Copied from Local Government Chronicle online
Next five years to see higher-than-expected cuts
10 December, 2014 | By Kaye Wiggins
Council spending is set to be over 4% lower than previously projected in both 2016-17 and the following two years, it has emerged, after George Osborne heralded “colossal” spending cuts.
Forecasts published by the Office for Budget Responsibility in the wake of the autumn statement last week showed “net current expenditure” by English local authorities would be £106.9bn in 2016-17, down from the £111.9bn forecast by the watchdog in March.
The OBR’s latest forecast for 2017-18 spending is £106.9, down from £111.6bn in its March forecast. In 2018-19 the OBR predicts spending will fall by £4.9bn more than it forecast in March.
The revised forecasts, which have emerged as councils await the publication of the provisional local government finance settlement for 2015-16, were due in large part to a steeper-than-assumed fall in central government grants to councils.
This came after the publication of the autumn statement revealed plans to accelerate public spending cuts in a bid to balance the budget by 2018-19 and generate a surplus by 2019-20.
The OBR’s gloomy forecasts also showed local authority current spending, excluding education, public health and housing benefit, would fall from 4% of nominal GDP in 2009-10 to 2.5% by 2019-20. In 2014-15 the figure is 2.9%.
In a speech on the day of the autumn statement, OBR chair Robert Chote said there was “no robust basis” on which to assume that cuts in overall public spending were “undeliverable”.
Mr Chote noted that councils were “in aggregate still adding to their financial reserves rather than running them down.”
The OBR’s figures showed non-schools reserves would rise from 10.7% of councils’ net current expenditure in 2009-10 to 24% in 2019-20. The watchdog has assumed councils will add to their current reserves by £1.5bn in 2014-15 and will continue to add to their reserves, but by decreasing amounts, until 2018-19.

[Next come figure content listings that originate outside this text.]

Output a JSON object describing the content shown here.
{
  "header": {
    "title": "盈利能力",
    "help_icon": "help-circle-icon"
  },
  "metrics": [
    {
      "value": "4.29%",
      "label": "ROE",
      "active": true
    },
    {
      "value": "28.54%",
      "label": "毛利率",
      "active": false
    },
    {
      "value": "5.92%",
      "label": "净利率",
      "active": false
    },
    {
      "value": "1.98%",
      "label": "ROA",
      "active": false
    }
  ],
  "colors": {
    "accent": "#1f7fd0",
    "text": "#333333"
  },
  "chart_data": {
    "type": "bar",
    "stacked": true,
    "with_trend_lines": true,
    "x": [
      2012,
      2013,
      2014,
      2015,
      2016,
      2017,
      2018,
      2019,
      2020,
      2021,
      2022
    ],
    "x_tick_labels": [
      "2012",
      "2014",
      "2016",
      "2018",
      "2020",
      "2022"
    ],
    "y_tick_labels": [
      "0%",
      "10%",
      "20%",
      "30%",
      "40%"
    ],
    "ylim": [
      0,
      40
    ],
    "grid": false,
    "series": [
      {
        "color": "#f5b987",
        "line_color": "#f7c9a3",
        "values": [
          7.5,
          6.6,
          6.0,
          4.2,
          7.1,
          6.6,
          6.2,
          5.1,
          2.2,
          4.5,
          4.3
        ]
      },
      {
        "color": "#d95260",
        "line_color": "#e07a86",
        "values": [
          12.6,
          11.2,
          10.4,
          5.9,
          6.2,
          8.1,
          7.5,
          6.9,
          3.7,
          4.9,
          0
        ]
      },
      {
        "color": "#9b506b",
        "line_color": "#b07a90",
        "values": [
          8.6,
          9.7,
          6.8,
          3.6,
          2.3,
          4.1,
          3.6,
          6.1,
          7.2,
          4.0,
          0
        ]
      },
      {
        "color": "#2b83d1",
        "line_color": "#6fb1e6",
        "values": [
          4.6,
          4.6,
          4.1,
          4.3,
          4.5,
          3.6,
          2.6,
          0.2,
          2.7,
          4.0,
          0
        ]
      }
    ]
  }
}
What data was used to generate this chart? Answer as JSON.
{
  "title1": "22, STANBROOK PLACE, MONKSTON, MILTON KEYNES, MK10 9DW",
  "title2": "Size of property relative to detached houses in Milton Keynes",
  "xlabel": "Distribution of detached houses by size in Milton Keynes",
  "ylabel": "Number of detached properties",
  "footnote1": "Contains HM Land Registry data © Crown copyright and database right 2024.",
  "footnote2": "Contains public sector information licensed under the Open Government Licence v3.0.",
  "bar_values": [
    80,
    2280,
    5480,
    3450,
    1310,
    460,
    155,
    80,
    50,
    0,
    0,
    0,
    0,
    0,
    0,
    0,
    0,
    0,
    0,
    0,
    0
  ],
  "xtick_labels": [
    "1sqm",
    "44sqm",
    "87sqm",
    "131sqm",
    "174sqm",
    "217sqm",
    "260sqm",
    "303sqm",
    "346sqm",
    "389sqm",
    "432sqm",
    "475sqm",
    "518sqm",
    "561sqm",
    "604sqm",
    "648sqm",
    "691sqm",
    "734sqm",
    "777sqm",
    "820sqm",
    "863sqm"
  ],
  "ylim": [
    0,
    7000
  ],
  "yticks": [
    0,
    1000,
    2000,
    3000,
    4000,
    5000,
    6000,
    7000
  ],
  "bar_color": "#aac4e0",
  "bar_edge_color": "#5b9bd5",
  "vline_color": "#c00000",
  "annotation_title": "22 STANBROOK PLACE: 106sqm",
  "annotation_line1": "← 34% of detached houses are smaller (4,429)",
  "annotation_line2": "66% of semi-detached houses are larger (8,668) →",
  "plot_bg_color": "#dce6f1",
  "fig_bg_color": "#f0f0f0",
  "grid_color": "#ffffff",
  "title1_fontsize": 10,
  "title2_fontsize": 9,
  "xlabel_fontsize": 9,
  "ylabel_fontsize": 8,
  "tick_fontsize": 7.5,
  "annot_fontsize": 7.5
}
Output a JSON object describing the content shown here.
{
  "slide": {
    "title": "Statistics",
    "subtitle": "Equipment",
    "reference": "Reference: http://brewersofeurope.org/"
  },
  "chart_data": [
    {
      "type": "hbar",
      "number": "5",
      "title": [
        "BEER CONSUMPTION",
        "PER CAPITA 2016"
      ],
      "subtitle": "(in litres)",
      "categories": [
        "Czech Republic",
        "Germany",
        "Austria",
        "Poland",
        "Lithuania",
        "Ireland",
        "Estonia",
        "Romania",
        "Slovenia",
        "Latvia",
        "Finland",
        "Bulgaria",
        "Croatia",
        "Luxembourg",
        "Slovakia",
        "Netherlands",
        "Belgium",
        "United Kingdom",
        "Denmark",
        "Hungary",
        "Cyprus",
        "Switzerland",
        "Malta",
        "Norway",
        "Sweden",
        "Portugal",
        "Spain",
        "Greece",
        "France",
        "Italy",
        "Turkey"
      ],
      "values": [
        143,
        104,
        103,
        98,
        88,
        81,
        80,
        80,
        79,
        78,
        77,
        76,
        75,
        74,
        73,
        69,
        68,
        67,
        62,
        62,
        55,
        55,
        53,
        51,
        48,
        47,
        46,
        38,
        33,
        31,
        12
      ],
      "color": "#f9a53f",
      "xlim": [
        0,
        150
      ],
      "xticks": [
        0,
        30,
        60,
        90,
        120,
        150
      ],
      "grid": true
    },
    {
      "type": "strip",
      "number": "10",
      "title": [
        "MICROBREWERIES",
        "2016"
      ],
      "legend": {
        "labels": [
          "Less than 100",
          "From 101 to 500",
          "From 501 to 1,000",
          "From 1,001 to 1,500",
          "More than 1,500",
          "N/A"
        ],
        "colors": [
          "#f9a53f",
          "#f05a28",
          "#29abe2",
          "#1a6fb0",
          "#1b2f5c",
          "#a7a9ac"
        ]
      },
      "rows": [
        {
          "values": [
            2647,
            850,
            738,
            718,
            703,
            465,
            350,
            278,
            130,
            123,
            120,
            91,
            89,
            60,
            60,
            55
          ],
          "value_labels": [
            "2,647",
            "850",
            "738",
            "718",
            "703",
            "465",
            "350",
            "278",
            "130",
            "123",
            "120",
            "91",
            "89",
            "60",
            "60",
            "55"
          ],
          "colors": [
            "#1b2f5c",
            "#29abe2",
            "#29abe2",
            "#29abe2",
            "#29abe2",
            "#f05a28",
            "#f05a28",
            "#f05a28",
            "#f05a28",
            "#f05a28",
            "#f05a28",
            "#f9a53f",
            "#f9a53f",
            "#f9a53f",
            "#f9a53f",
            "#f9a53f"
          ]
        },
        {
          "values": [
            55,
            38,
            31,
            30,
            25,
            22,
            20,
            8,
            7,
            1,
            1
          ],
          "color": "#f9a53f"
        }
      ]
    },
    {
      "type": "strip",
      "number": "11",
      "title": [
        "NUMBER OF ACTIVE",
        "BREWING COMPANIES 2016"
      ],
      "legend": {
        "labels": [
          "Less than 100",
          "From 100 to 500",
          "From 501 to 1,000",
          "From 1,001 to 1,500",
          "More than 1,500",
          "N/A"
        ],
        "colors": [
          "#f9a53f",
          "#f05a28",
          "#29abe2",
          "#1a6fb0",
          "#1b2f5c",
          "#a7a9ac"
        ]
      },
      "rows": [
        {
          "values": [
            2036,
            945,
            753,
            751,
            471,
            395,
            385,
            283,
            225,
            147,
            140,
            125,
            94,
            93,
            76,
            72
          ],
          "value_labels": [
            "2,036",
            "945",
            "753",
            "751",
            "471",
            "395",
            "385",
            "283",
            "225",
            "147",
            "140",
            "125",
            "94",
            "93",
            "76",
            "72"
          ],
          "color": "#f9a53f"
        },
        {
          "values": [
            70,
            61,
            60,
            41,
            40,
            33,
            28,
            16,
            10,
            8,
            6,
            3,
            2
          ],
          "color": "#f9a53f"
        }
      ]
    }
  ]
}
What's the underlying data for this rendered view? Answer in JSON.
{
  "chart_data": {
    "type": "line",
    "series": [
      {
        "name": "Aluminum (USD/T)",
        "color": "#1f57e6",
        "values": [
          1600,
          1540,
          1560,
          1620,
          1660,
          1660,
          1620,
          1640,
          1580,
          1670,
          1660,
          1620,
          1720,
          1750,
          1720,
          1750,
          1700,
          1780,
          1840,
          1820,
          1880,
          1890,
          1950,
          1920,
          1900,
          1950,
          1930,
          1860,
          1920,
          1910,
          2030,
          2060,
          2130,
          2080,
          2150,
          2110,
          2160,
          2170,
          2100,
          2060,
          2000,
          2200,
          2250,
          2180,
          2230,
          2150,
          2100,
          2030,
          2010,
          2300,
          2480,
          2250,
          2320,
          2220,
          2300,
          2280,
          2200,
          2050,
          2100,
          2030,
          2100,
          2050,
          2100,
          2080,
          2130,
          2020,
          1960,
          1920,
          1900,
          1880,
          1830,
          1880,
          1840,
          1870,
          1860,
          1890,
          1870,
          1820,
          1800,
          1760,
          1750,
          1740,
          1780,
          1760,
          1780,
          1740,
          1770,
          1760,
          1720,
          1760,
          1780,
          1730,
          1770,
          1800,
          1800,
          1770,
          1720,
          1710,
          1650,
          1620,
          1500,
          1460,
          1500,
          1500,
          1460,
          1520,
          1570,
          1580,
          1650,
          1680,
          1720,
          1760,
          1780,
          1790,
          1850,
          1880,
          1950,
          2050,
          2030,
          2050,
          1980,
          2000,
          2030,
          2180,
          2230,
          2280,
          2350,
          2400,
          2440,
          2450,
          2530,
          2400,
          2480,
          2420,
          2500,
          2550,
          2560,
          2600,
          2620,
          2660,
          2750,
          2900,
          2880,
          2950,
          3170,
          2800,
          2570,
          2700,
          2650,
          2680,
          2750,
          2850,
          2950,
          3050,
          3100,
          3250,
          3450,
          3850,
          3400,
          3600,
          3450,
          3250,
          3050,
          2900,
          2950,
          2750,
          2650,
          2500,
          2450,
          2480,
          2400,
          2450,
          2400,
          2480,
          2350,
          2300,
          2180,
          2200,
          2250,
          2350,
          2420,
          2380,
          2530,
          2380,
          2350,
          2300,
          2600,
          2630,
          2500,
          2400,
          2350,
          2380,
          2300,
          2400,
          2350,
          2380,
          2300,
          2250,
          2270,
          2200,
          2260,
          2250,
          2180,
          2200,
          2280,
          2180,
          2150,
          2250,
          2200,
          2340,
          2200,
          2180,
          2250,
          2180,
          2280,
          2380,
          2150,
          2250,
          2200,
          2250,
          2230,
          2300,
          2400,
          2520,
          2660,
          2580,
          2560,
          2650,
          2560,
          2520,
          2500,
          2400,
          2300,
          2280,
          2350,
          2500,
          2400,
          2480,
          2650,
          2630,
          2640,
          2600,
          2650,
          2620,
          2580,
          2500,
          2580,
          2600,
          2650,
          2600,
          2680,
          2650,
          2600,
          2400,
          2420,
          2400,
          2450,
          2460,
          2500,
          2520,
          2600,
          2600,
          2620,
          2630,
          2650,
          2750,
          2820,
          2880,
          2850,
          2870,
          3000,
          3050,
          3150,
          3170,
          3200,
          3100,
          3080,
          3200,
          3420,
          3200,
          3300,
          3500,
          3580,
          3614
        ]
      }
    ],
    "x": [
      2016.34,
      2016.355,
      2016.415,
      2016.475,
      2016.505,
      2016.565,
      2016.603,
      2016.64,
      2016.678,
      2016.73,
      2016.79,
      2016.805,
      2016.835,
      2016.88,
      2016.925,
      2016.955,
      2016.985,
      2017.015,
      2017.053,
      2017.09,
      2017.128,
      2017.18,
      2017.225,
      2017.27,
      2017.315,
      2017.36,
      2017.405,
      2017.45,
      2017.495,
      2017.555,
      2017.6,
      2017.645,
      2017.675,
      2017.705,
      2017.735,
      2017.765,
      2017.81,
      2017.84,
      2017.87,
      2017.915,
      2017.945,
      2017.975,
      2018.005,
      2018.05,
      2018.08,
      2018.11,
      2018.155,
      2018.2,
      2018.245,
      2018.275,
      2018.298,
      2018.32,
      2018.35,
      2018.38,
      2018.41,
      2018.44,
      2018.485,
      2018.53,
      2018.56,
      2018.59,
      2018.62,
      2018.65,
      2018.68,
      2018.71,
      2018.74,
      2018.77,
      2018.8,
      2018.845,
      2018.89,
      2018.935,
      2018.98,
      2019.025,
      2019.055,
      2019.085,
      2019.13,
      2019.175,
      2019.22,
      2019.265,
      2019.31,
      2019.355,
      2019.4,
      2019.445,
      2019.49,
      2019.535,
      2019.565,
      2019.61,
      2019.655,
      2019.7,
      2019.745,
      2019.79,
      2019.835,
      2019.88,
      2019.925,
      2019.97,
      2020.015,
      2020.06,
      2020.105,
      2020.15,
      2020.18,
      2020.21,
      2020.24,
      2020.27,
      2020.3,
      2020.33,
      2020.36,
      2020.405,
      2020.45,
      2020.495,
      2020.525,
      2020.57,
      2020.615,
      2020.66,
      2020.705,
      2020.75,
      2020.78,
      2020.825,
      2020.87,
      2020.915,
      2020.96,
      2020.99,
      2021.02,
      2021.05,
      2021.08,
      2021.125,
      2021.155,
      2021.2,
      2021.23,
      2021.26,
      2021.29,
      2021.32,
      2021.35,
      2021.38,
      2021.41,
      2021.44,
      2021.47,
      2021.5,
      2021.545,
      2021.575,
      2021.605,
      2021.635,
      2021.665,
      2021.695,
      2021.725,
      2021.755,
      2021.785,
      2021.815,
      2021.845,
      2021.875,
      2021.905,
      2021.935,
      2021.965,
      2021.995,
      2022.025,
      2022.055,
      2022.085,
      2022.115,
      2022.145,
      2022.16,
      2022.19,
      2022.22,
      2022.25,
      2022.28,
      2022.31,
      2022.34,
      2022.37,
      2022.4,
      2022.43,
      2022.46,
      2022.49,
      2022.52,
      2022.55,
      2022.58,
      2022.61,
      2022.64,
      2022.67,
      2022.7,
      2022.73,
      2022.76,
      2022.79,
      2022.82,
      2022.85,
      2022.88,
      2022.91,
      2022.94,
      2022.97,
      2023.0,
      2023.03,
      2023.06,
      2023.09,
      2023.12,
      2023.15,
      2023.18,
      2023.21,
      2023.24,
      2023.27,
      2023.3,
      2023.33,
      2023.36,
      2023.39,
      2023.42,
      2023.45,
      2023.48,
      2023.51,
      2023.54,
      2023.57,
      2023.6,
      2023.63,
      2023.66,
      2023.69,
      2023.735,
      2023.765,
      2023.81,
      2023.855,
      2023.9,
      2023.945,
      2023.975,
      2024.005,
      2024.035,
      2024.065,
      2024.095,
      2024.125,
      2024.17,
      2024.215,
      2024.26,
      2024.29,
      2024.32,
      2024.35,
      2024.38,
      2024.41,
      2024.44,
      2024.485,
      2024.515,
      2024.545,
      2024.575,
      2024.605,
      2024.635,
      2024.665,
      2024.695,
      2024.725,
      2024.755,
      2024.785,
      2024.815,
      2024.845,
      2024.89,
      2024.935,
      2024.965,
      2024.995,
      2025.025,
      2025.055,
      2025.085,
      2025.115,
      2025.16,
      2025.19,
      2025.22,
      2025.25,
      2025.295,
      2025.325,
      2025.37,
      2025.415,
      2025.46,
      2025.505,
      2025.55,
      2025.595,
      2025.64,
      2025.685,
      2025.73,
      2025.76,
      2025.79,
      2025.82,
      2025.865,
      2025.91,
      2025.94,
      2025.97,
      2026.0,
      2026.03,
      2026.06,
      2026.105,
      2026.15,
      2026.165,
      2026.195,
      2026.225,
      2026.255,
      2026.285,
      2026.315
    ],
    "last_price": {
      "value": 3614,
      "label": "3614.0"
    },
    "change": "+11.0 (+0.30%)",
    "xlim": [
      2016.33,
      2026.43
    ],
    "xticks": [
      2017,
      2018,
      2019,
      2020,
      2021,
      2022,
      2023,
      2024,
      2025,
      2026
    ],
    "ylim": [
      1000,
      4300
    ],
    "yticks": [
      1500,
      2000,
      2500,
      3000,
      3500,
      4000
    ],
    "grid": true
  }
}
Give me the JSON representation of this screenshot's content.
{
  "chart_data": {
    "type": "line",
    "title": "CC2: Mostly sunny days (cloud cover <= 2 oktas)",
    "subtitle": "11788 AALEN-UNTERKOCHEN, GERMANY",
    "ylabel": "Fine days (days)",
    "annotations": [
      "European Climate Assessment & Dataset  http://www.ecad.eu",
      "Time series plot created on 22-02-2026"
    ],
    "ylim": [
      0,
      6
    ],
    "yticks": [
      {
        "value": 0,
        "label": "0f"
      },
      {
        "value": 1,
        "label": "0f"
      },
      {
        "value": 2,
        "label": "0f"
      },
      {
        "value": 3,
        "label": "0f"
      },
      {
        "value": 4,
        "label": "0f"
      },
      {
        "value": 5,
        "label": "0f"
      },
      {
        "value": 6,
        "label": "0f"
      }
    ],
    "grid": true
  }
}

The OBR reached its figures using Treasury policy assumptions for total spending after 2015-16, assuming grants to local government remained the same as a proportion of overall spending as they were due to be in 2015-16.
The figures emerged as Paul Johnson, director of the Institute of Fiscal Studies, said public spending cuts would be made on a “colossal scale” over the next five years. This could cause the “role and shape of the state” to change “beyond recognition”, he said.
Jon Rowney, London Councils’ strategic lead for finance, procurement and performance, told LGC: “Our early analysis suggests the pace of the cuts could be steeper and faster than previously thought.” The body had previously estimated London boroughs would see a 60% reduction in core funding from central government between 2010-11 and 2018-19.
Local government minister Kris Hopkins said: “What these figures actually show is a big increase in council reserves. Local authorities should of course maintain a healthy cushion when balancing the books but such substantial reserves are completely unnecessary and should be tapped into to protect frontline services and keep council tax down.
“Councils should be making creative use of reserves to address short-term costs, such as restructuring or investing now to realise savings in the longer-term.”